Obama warns of strange times in Madiba tribute

Former US president Barack Obama
Former US president Barack Obama
Image: Alon Skuy

Former US president Barack Obama used a tribute to Nelson Mandela to warn that the world had plunged into strange and uncertain times and that the politics of fear and resentment were spreading, driven by leaders who scorned facts and told lies with an “utter loss of shame”.

He said there had been a reversal of the freedom and democracy that swept the globe when Mandela was freed from prison in 1990 and the Berlin Wall came crashing down in 1989.

The democratic and economic gains that were achieved were slowly being erased by authoritarian regimes that did not respect human rights and by global corporates that put profits before people.

“An entire generation has grown up in a world that has got steadily freer‚ wealthier‚ less violent and more tolerant during the course of their lives,” Obama told the crowd of about 15,000 who came to hear him speak at the Wanderers Stadium in Johannesburg on Tuesday.

“It should make us hopeful‚ but if we can’t deny the real strides our world has made since that moment when Madiba took steps out of confinement‚ we have to recognise ways in which the international order has fallen short of its promises.” He also blasted climate-change denial, racebased migration policies, unbridled capitalism and “strongman politics”.

“Just as people spoke about the triumph of democracy in the ’90s, people now are talking about the triumph of tribalism and the strong man.

“But we need to resist that cynicism.

“Countries that rely on nationalism‚ xenophobia and racial superiority – those countries find themselves consumed by civil war or external war.

“Technology cannot be put back in a bottle.
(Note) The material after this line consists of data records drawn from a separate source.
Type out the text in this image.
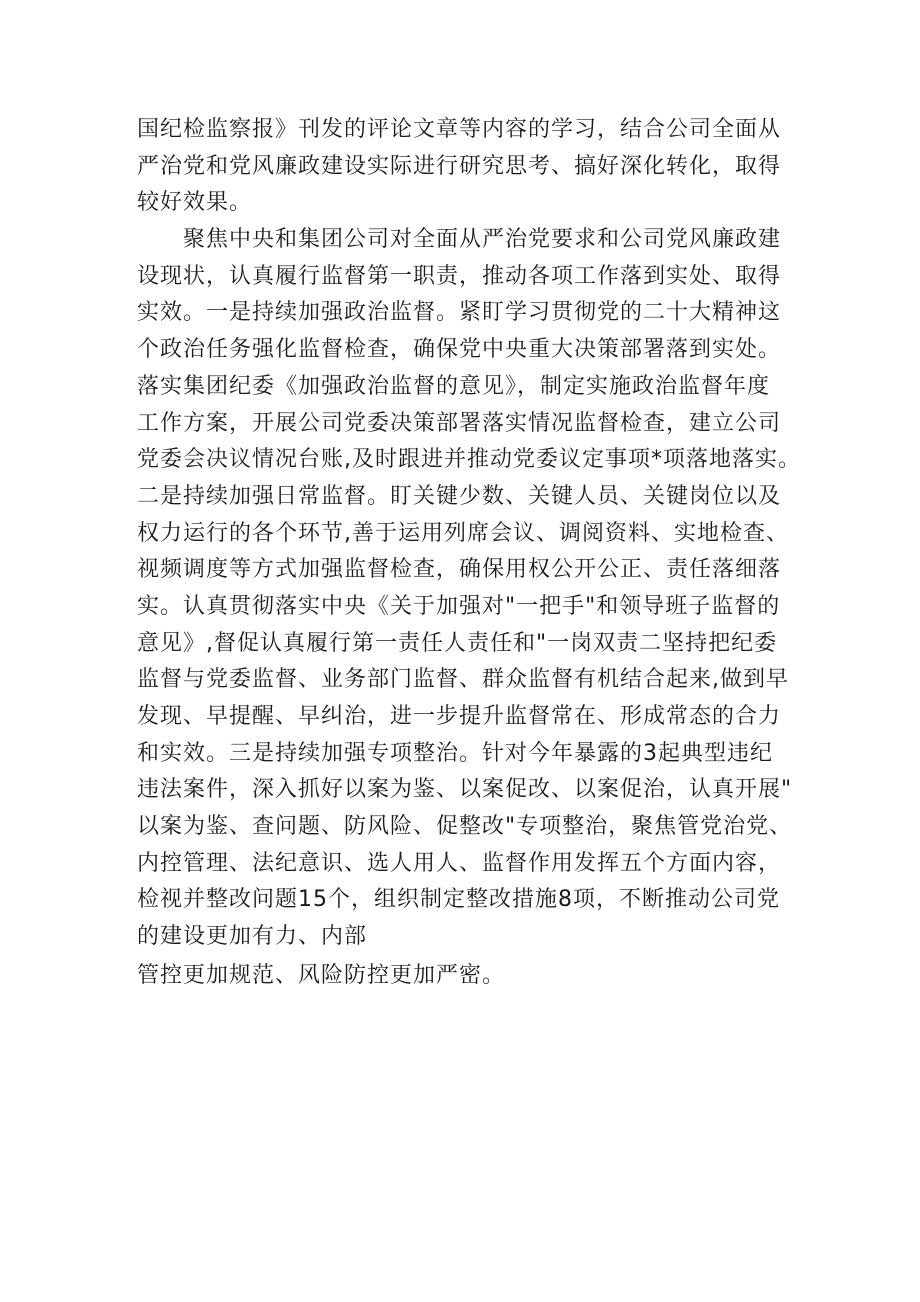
国纪检监察报》刊发的评论文章等内容的学习，结合公司全面从
严治党和党风廉政建设实际进行研究思考、搞好深化转化，取得
较好效果。
聚焦中央和集团公司对全面从严治党要求和公司党风廉政建
设现状，认真履行监督第一职责，推动各项工作落到实处、取得
实效。一是持续加强政治监督。紧盯学习贯彻党的二十大精神这
个政治任务强化监督检查，确保党中央重大决策部署落到实处。
落实集团纪委《加强政治监督的意见》，制定实施政治监督年度
工作方案，开展公司党委决策部署落实情况监督检查，建立公司
党委会决议情况台账,及时跟进并推动党委议定事项*项落地落实。
二是持续加强日常监督。盯关键少数、关键人员、关键岗位以及
权力运行的各个环节,善于运用列席会议、调阅资料、实地检查、
视频调度等方式加强监督检查，确保用权公开公正、责任落细落
实。认真贯彻落实中央《关于加强对"一把手"和领导班子监督的
意见》,督促认真履行第一责任人责任和"一岗双责二坚持把纪委
监督与党委监督、业务部门监督、群众监督有机结合起来,做到早
发现、早提醒、早纠治，进一步提升监督常在、形成常态的合力
和实效。三是持续加强专项整治。针对今年暴露的3起典型违纪
违法案件，深入抓好以案为鉴、以案促改、以案促治，认真开展"
以案为鉴、查问题、防风险、促整改"专项整治，聚焦管党治党、
内控管理、法纪意识、选人用人、监督作用发挥五个方面内容，
检视并整改问题15个，组织制定整改措施8项，不断推动公司党
的建设更加有力、内部
管控更加规范、风险防控更加严密。
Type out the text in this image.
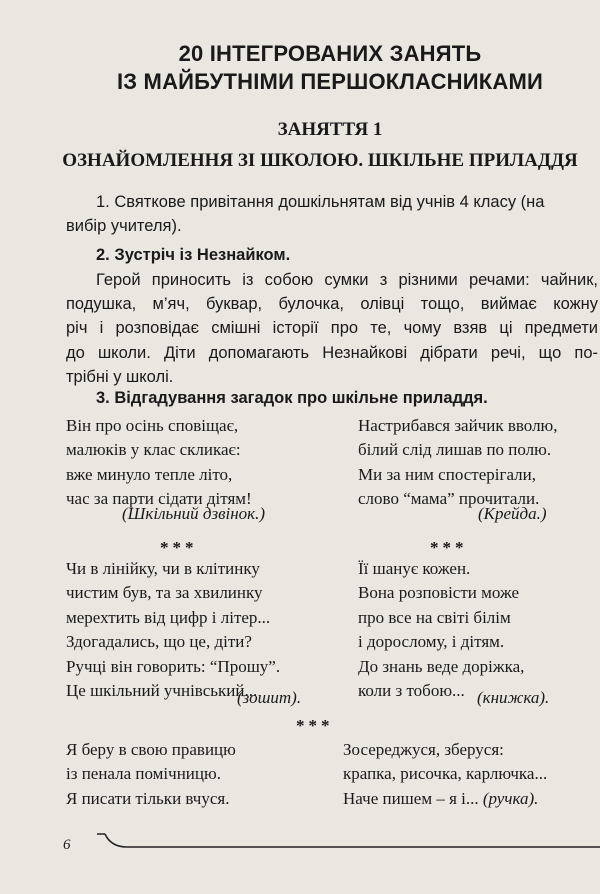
20 ІНТЕГРОВАНИХ ЗАНЯТЬ
ІЗ МАЙБУТНІМИ ПЕРШОКЛАСНИКАМИ
ЗАНЯТТЯ 1
ОЗНАЙОМЛЕННЯ ЗІ ШКОЛОЮ. ШКІЛЬНЕ ПРИЛАДДЯ
1. Святкове привітання дошкільнятам від учнів 4 класу (на
вибір учителя).
2. Зустріч із Незнайком.
Герой приносить із собою сумки з різними речами: чайник,
подушка, м’яч, буквар, булочка, олівці тощо, виймає кожну
річ і розповідає смішні історії про те, чому взяв ці предмети
до школи. Діти допомагають Незнайкові дібрати речі, що по-
трібні у школі.
3. Відгадування загадок про шкільне приладдя.
Він про осінь сповіщає,
малюків у клас скликає:
вже минуло тепле літо,
час за парти сідати дітям!
(Шкільний дзвінок.)
Настрибався зайчик вволю,
білий слід лишав по полю.
Ми за ним спостерігали,
слово “мама” прочитали.
(Крейда.)
***	***
Чи в лінійку, чи в клітинку
чистим був, та за хвилинку
мерехтить від цифр і літер...
Здогадались, що це, діти?
Ручці він говорить: “Прошу”.
Це шкільний учнівський...
(зошит).
Її шанує кожен.
Вона розповісти може
про все на світі білім
і дорослому, і дітям.
До знань веде доріжка,
коли з тобою... (книжка).
***
Я беру в свою правицю
із пенала помічницю.
Я писати тільки вчуся.
Зосереджуся, зберуся:
крапка, рисочка, карлючка...
Наче пишем – я і... (ручка).
6
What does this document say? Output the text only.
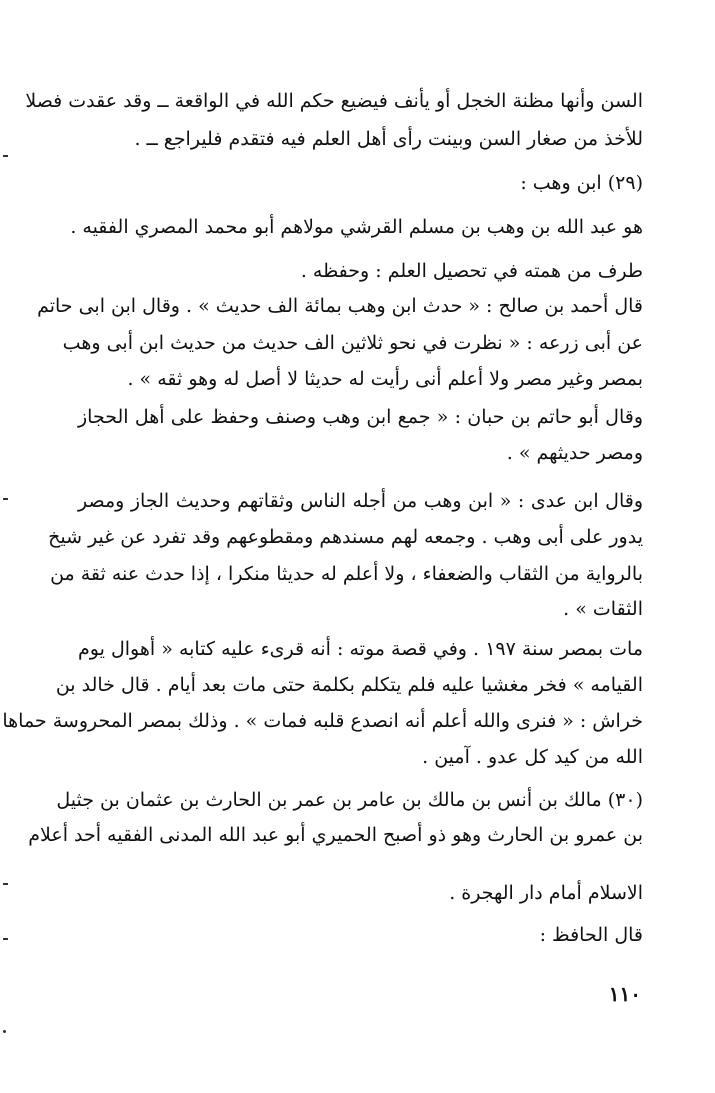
السن وأنها مظنة الخجل أو يأنف فيضيع حكم الله في الواقعة ــ وقد عقدت فصلا
للأخذ من صغار السن وبينت رأى أهل العلم فيه فتقدم فليراجع ــ .
(٢٩) ابن وهب :
هو عبد الله بن وهب بن مسلم القرشي مولاهم أبو محمد المصري الفقيه .
طرف من همته في تحصيل العلم : وحفظه .
قال أحمد بن صالح : « حدث ابن وهب بمائة الف حديث » . وقال ابن ابى حاتم
عن أبى زرعه : « نظرت في نحو ثلاثين الف حديث من حديث ابن أبى وهب
بمصر وغير مصر ولا أعلم أنى رأيت له حديثا لا أصل له وهو ثقه » .
وقال أبو حاتم بن حبان : « جمع ابن وهب وصنف وحفظ على أهل الحجاز
ومصر حديثهم » .
وقال ابن عدى : « ابن وهب من أجله الناس وثقاتهم وحديث الجاز ومصر
يدور على أبى وهب . وجمعه لهم مسندهم ومقطوعهم وقد تفرد عن غير شيخ
بالرواية من الثقاب والضعفاء ، ولا أعلم له حديثا منكرا ، إذا حدث عنه ثقة من
الثقات » .
مات بمصر سنة ١٩٧ . وفي قصة موته : أنه قرىء عليه كتابه « أهوال يوم
القيامه » فخر مغشيا عليه فلم يتكلم بكلمة حتى مات بعد أيام . قال خالد بن
خراش : « فنرى والله أعلم أنه انصدع قلبه فمات » . وذلك بمصر المحروسة حماها
الله من كيد كل عدو . آمين .
(٣٠) مالك بن أنس بن مالك بن عامر بن عمر بن الحارث بن عثمان بن جثيل
بن عمرو بن الحارث وهو ذو أصبح الحميري أبو عبد الله المدنى الفقيه أحد أعلام
الاسلام أمام دار الهجرة .
قال الحافظ :
١١٠
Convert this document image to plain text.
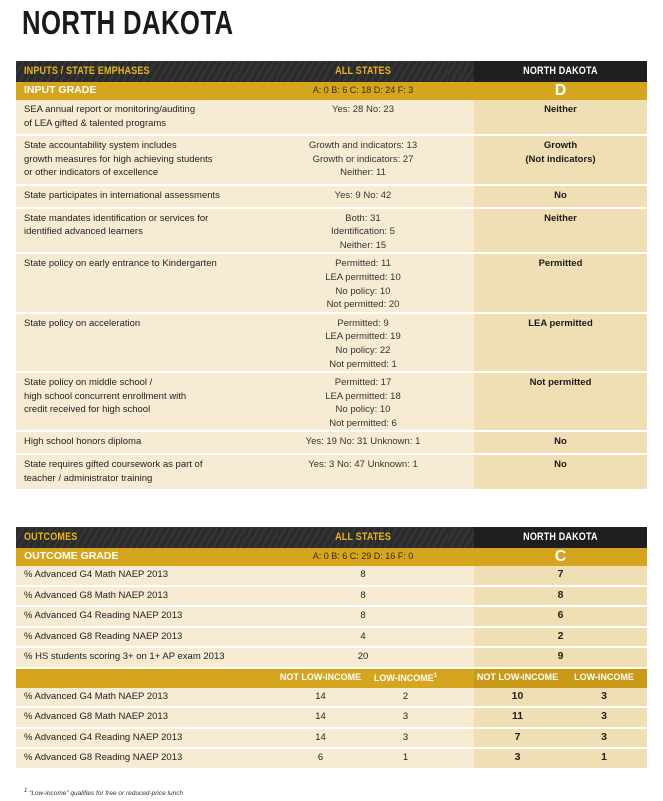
NORTH DAKOTA
INPUTS / STATE EMPHASES	ALL STATES		NORTH DAKOTA
INPUT GRADE	A: 0 B: 6 C: 18 D: 24 F: 3		D
SEA annual report or monitoring/auditing
of LEA gifted & talented programs	Yes: 28 No: 23		Neither
State accountability system includes
growth measures for high achieving students
or other indicators of excellence	Growth and indicators: 13
Growth or indicators: 27
Neither: 11		Growth
(Not indicators)
State participates in international assessments	Yes: 9 No: 42		No
State mandates identification or services for
identified advanced learners	Both: 31
Identification: 5
Neither: 15		Neither
State policy on early entrance to Kindergarten	Permitted: 11
LEA permitted: 10
No policy: 10
Not permitted: 20		Permitted
State policy on acceleration	Permitted: 9
LEA permitted: 19
No policy: 22
Not permitted: 1		LEA permitted
State policy on middle school /
high school concurrent enrollment with
credit received for high school	Permitted: 17
LEA permitted: 18
No policy: 10
Not permitted: 6		Not permitted
High school honors diploma	Yes: 19 No: 31 Unknown: 1		No
State requires gifted coursework as part of
teacher / administrator training	Yes: 3 No: 47 Unknown: 1		No
OUTCOMES	ALL STATES			NORTH DAKOTA	
OUTCOME GRADE	A: 0 B: 6 C: 29 D: 16 F: 0			C	
% Advanced G4 Math NAEP 2013	8			7	
% Advanced G8 Math NAEP 2013	8			8	
% Advanced G4 Reading NAEP 2013	8			6	
% Advanced G8 Reading NAEP 2013	4			2	
% HS students scoring 3+ on 1+ AP exam 2013	20			9	
	NOT LOW-INCOME	LOW-INCOME$^1$		NOT LOW-INCOME	LOW-INCOME
% Advanced G4 Math NAEP 2013	14	2		10	3
% Advanced G8 Math NAEP 2013	14	3		11	3
% Advanced G4 Reading NAEP 2013	14	3		7	3
% Advanced G8 Reading NAEP 2013	6	1		3	1
$^1$ “Low-income” qualifies for free or reduced-price lunch
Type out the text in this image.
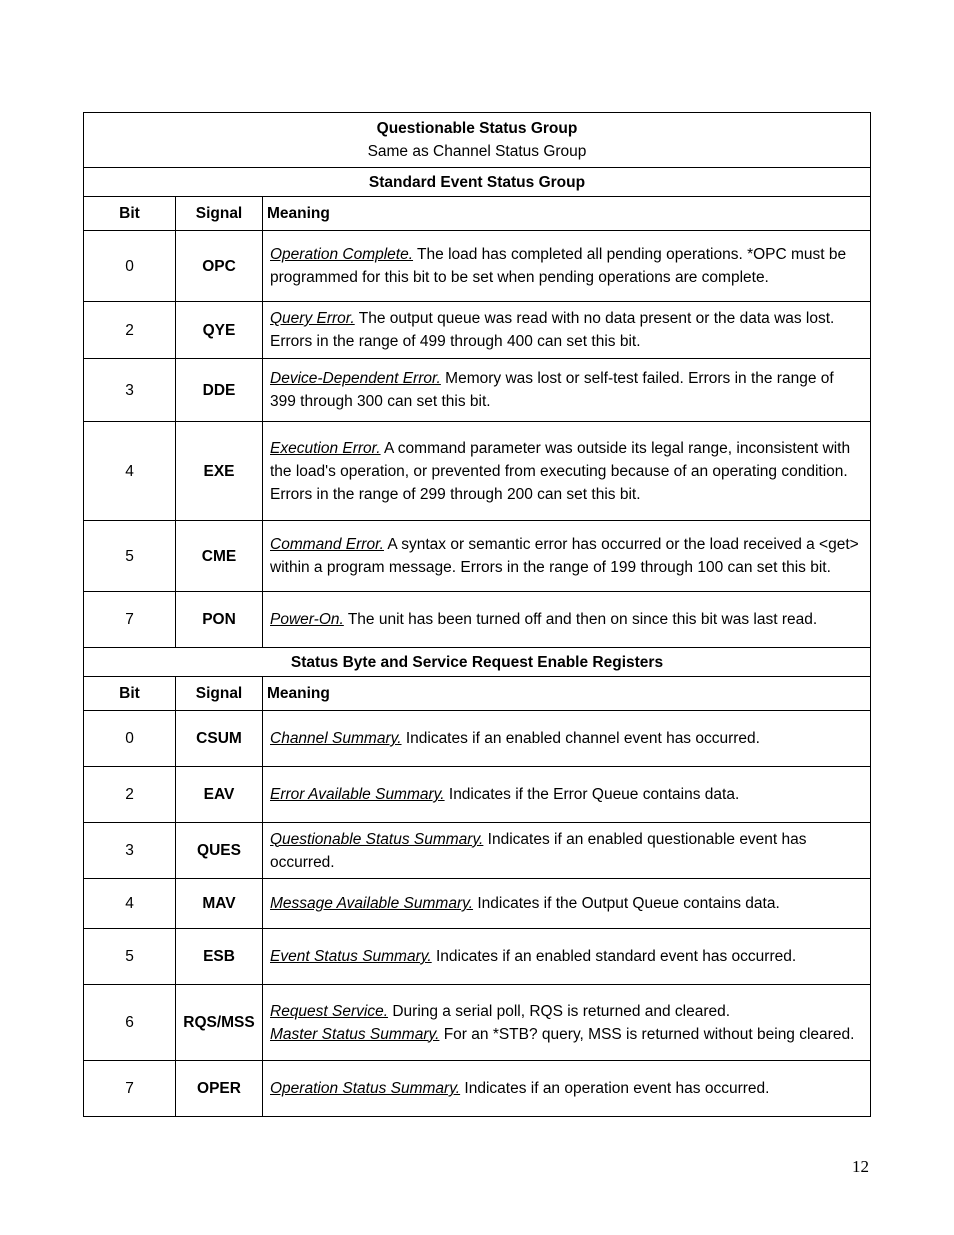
Questionable Status Group
Same as Channel Status Group		

Standard Event Status Group		
Bit	Signal	Meaning
0	OPC	Operation Complete. The load has completed all pending operations. *OPC must be programmed for this bit to be set when pending operations are complete.
2	QYE	Query Error. The output queue was read with no data present or the data was lost. Errors in the range of 499 through 400 can set this bit.
3	DDE	Device-Dependent Error. Memory was lost or self-test failed. Errors in the range of 399 through 300 can set this bit.
4	EXE	Execution Error. A command parameter was outside its legal range, inconsistent with the load's operation, or prevented from executing because of an operating condition. Errors in the range of 299 through 200 can set this bit.
5	CME	Command Error. A syntax or semantic error has occurred or the load received a <get> within a program message. Errors in the range of 199 through 100 can set this bit.
7	PON	Power-On. The unit has been turned off and then on since this bit was last read.
Status Byte and Service Request Enable Registers		
Bit	Signal	Meaning
0	CSUM	Channel Summary. Indicates if an enabled channel event has occurred.
2	EAV	Error Available Summary. Indicates if the Error Queue contains data.
3	QUES	Questionable Status Summary. Indicates if an enabled questionable event has occurred.
4	MAV	Message Available Summary. Indicates if the Output Queue contains data.
5	ESB	Event Status Summary. Indicates if an enabled standard event has occurred.
6	RQS/MSS	Request Service. During a serial poll, RQS is returned and cleared.
Master Status Summary. For an *STB? query, MSS is returned without being cleared.

7	OPER	Operation Status Summary. Indicates if an operation event has occurred.
12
We are stuck with the fact that we live closer together and populations are moving.

“The only way to address climate change‚ mass migration‚ pandemic disease is to develop more international cooperation‚ not less.”

Obama was welcomed by chants of “yes we can”, a reference to the slogan that swept him to the White House back in 2008, as he took to the podium to deliver the Nelson Mandela Annual Lecture‚ the centrepiece event of celebrations 100 years since Mandela’s birth.

He shared the stage with President Cyril Ramaphosa‚ Mandela’s widow Graça Machel‚ businessman Patrice Motsepe and Nelson Mandela Foundation trustee Njabulo Ndebele.

“Given the strange and uncertain times we are in, where each day’s news cycles bring more head-spinning and disturbing headlines, I thought maybe it would be useful to step back for a moment and get some perspective,” he said.

“It is in part because of the failures of governments and powerful elites that we now see much of the world threatening to return to an older, more dangerous, more brutal way of doing business.”

On climate change, he said: “You have to believe in facts; without facts there is no basis for co-operation.

“I can’t find common ground if someone says climate change is just not happening when almost all the world’s scientists tell us it is.

“If you start [by] saying it is an elaborate hoax, where do we start?”

And he drew laughter from the crowd with the line: “Politics today seems to reject the very concept of objective truth – people just make stuff up.

“We see the utter loss of shame among political leaders who are caught in a lie and they just double down and lie some more.”

Tuesday’s speech came on the eve of Mandela Day, which is marked around the world every year on July 18.

Obama has made relatively few public appearances since leaving the White House in 2017, but he has often credited Mandela for being one of the great inspirations in his life.

He will also host a town hall event in Johannesburg on Wednesday for 200 young leaders selected from across Africa.